Ouro E Cinzas
Capítulo 1
Eubeia, Grécia – Verão de 1863
A alvorada mal tocava o horizonte quando Thalía Myriná já atravessava o pequeno riacho com o cesto nas costas. A água gelada envolvia seus tornozelos finos e acordava cada célula do seu corpo, endurecido por anos de luta e silêncio. Seu vestido simples, já manchado pelo barro e tempo, grudava-se à pele com a umidade da madrugada. Mas ela não reclamava. Aquilo era apenas mais um dia como tantos outros — duros, repetidos, intermináveis.
A aldeia de Kymi ainda dormia em suas sombras. As casas de pedra empilhada e telhados frágeis soltavam um rangido leve quando o vento batia. Cães magros perambulavam entre as vielas em busca de restos. Um galo, lá ao longe, anunciava que o mundo dos pobres estava acordando — como sempre antes do nascer do sol.
Thalía caminhava em silêncio. Na cabeça, um lenço preso firme para conter os fios rebeldes que sempre escapavam. Nos olhos, uma firmeza que poucas mulheres daquela vila ousavam carregar. Desde pequena, ouvira as histórias que sua avó contava: de curas feitas com folhas, de feridas tratadas com palavras e de mulheres que sobreviveram não por serem fracas, mas por saberem fingir que eram.
Ela aprendera. Aprendera a cuidar, a calar, a resistir.
Mas também aprendera a sonhar.
Enquanto colhia manjericão e lavanda nas encostas da colina, sentia a alma conversar com o céu. “Não nasci pra morrer aqui”, pensava. E depois se censurava, porque desejar liberdade era perigoso. Ainda mais para alguém como ela, uma camponesa sem nome entre nobres, sem dote, sem proteção.
A avó, velhinha e encurvada, dizia sempre:
— Menina, o mundo não tem lugar para mulher com fogo nos olhos. Ele vai tentar apagar isso de ti.
Thalía apenas sorria. Porque o fogo dela era teimoso.
Era o que a mantinha viva.
Ao retornar para a aldeia com o cesto cheio de folhas frescas e flores secas, passou por homens já acordados, alguns de olhar lento, outros pesados de intenção. Nenhum a assustava mais.
Ela havia aprendido a andar com a cabeça erguida, mesmo quando o chão parecia ruir sob seus pés.
Em frente à pequena casa de pedra onde vivia com a avó, o forno à lenha já soltava fumaça. O cheiro de pão amanhecendo misturava-se ao aroma das ervas e dava uma estranha sensação de lar — ainda que pobre, ainda que incompleto.
Lá dentro, sua avó mexia um tacho com um pano amarrado ao redor da cabeça.
— Trouxe a arruda, Thalía?
— Trouxe, e lavanda também. A colina estava cheia hoje.
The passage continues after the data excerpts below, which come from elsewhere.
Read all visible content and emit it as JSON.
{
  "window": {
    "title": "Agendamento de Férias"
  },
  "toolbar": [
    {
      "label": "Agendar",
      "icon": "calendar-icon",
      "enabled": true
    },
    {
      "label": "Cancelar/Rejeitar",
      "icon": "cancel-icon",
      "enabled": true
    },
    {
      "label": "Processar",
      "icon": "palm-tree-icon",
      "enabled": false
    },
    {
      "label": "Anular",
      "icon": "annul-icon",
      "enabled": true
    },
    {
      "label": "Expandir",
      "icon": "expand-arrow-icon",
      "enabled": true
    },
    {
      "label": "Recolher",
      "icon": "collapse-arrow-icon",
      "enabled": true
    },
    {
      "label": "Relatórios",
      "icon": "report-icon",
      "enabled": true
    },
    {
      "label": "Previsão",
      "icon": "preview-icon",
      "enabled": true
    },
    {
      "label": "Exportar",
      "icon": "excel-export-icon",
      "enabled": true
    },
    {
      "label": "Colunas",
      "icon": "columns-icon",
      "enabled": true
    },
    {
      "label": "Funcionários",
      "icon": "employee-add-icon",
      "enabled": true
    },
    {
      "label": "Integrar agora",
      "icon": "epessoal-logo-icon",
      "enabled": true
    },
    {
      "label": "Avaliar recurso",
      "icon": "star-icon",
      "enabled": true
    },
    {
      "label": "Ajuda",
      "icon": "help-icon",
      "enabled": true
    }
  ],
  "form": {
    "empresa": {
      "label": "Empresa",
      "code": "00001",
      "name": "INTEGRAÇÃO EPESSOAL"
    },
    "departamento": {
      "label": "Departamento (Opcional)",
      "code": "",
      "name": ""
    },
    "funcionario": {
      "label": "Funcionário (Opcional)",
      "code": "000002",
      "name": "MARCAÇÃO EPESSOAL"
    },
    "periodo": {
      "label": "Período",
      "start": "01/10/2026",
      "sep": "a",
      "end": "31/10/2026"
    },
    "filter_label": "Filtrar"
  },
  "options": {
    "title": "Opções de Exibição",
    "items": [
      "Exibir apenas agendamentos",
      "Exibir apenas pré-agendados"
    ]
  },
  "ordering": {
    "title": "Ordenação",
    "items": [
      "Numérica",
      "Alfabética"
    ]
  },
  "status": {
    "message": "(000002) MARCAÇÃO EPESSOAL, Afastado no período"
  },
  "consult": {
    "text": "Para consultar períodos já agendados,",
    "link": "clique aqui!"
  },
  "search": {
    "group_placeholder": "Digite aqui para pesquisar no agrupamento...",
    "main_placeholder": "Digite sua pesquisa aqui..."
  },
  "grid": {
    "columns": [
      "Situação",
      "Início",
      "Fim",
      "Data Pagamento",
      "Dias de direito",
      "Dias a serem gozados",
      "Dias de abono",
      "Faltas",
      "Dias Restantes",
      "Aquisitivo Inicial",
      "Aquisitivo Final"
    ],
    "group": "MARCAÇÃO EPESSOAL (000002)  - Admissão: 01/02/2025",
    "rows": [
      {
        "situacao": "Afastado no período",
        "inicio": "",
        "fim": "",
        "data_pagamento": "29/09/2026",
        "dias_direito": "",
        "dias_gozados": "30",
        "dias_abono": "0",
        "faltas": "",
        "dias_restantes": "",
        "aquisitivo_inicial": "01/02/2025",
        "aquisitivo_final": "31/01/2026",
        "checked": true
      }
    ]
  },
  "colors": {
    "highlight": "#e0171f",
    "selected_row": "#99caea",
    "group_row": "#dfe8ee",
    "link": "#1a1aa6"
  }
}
— Isso é sinal de mudança. Quando a lavanda floresce sem aviso, é porque o tempo vai virar — disse a velha, com os olhos semicerrados, como se enxergasse algo além das paredes.
Thalía não respondeu. Mas lá no fundo, ela também sentia.
Havia algo no ar. Um peso. Uma brisa diferente.
Como se o mundo estivesse segurando o fôlego antes de algo acontecer.
E realmente estava.
Enquanto ela organizava os feixes de ervas e pendurava-os nas vigas para secar, lá do outro lado das colinas, um cavalo negro era preparado por mãos cuidadosas em uma propriedade rica, onde o nome Drakos ecoava em colunas de mármore.
Mas ela ainda não sabia disso.
Ainda era cedo demais.
Naquela noite, quando se deitou sobre o colchão de palha, o vento passou mais forte pelas frestas da janela. Levou o cheiro da lavanda. Levou, também, um pensamento:
“Será que existe um mundo onde posso ser quem sou… sem medo?”
Ela fechou os olhos, tentando afastar a pergunta.
Mas o destino — teimoso e curioso — já tinha a resposta.
E estava a caminho.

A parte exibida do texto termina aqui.